There's a forest in Massachusetts that for nearly 30 years has hosted the world's longest running soil-warming experiment, measuring how hotter temperatures impact the tiny life-forms that live in the dirt.
With the way climate change is going, you could say the future itself is buried in that heated dirt. But our unknown tomorrows aren't all that's hiding there.
In this oversized outdoor research laboratory, scientists have made an unexpected discovery, finding 16 rare 'giant' viruses that are completely new to science.
"We were not looking for giant viruses," says biologist Jeff Blanchard from the University of Massachusetts Amherst (UMass).
"Our goal was to isolate bacteria directly from the environment to understand how microbial communities are changing in response to soil warming."
Once upon a time, when soil warming wasn't perhaps quite as crucial a phenomenon to understand as it is today, scientists thought all viruses were incredibly small things, much smaller than bacteria.

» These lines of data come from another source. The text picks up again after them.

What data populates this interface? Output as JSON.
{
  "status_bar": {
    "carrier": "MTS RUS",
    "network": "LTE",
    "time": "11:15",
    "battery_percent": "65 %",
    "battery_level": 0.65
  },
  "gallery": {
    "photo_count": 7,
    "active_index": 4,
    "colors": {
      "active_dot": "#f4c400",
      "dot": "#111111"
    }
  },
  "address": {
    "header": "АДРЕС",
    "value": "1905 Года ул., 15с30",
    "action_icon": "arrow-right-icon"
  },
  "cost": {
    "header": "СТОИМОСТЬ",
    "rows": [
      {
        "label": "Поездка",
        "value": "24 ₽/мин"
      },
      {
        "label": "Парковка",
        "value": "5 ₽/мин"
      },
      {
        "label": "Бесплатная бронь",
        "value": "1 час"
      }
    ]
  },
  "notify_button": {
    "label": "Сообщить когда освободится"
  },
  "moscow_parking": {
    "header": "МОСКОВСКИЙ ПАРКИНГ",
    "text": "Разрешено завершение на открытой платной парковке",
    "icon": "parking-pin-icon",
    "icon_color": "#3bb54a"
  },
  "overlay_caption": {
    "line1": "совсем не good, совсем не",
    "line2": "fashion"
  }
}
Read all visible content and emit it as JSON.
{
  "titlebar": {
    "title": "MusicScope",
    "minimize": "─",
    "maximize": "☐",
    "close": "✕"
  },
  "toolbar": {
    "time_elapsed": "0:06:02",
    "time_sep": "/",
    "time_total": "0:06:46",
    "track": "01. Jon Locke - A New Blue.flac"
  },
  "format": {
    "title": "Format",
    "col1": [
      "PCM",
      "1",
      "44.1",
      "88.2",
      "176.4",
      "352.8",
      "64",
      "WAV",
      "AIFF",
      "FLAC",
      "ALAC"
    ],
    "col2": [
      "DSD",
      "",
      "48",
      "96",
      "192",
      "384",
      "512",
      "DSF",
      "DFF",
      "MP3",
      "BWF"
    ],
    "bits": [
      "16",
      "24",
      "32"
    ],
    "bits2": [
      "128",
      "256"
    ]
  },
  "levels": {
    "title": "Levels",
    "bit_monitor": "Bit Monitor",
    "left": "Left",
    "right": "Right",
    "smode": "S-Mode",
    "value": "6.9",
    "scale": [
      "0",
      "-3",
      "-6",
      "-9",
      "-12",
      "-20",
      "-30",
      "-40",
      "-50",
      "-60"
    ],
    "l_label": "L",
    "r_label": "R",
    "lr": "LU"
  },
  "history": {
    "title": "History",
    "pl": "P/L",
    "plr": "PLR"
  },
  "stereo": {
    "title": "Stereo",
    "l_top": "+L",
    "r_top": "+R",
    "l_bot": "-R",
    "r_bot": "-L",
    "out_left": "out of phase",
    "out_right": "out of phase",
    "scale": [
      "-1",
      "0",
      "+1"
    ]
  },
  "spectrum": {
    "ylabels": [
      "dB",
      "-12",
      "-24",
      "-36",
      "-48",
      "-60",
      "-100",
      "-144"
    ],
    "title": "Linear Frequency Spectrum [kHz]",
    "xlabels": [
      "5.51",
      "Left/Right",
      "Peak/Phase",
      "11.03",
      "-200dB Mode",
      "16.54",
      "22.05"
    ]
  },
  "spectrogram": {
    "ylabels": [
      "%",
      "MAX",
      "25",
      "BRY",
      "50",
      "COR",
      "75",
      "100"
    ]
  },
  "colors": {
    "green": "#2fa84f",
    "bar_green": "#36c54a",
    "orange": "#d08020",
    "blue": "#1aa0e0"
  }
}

And because viruses appeared to be fundamentally unlike the three 'domains of life' – bacteria, archaea, and eukaryota – there was doubt whether they were, technically, alive.
In more recent times, however, the discovery of giant viruses has challenged some of these scientific concepts, with researchers finding unknown viral strains that inhabit much larger physical forms (rivalling bacteria) and with much larger and more complex genomes too.
These giant viruses were only discovered this century, and up until now they've usually been found in aquatic habitats.
For that reason alone the Harvard Forest discovery is remarkable, as this represents the first time giant viruses have been discovered in a terrestrial ecosystem, and all from a single clump of dirt.
"The metagenomic data generated here from a single sampling site contained far more new giant virus genomes than any other data set I have seen to date," says one of the team, bioinformaticist Frederik Schulz from the Department of Energy's Joint Genome Institute (JGI).
"We recovered 16 distinct giant virus genomes in this study, but we are merely scratching the surface. If we sample more at the same site this number would easily double, triple, or even quadruple."
To identify the microbes, the researchers suspended them in a solution containing a non-toxic dye that binds to DNA, and used a technique called fluorescence-activated cell sorting (FACS) to isolate individual cells.
An additional method, known as mini-metagenomics, helped the team to sequence the DNA of approximately 2,000 individual cells, which ultimately yielded the discovery of the 16 giant viruses unknown to science before now.
According to the researchers, the approach could make it easier than ever to identify viruses in the soil metagenome in the future.
But already it's expanded our genetic understanding of these microbes, increasing our records of total giant virus phylogenetic diversity by more than 20 percent, and uncovering some of the largest viruses discovered to date.
"Soil is immensely diverse," says one of the UMass researchers, Lauren Alteio, "and we are only beginning to scratch the surface of the organisms and viruses that inhabit it."
The findings are reported in Nature Communications.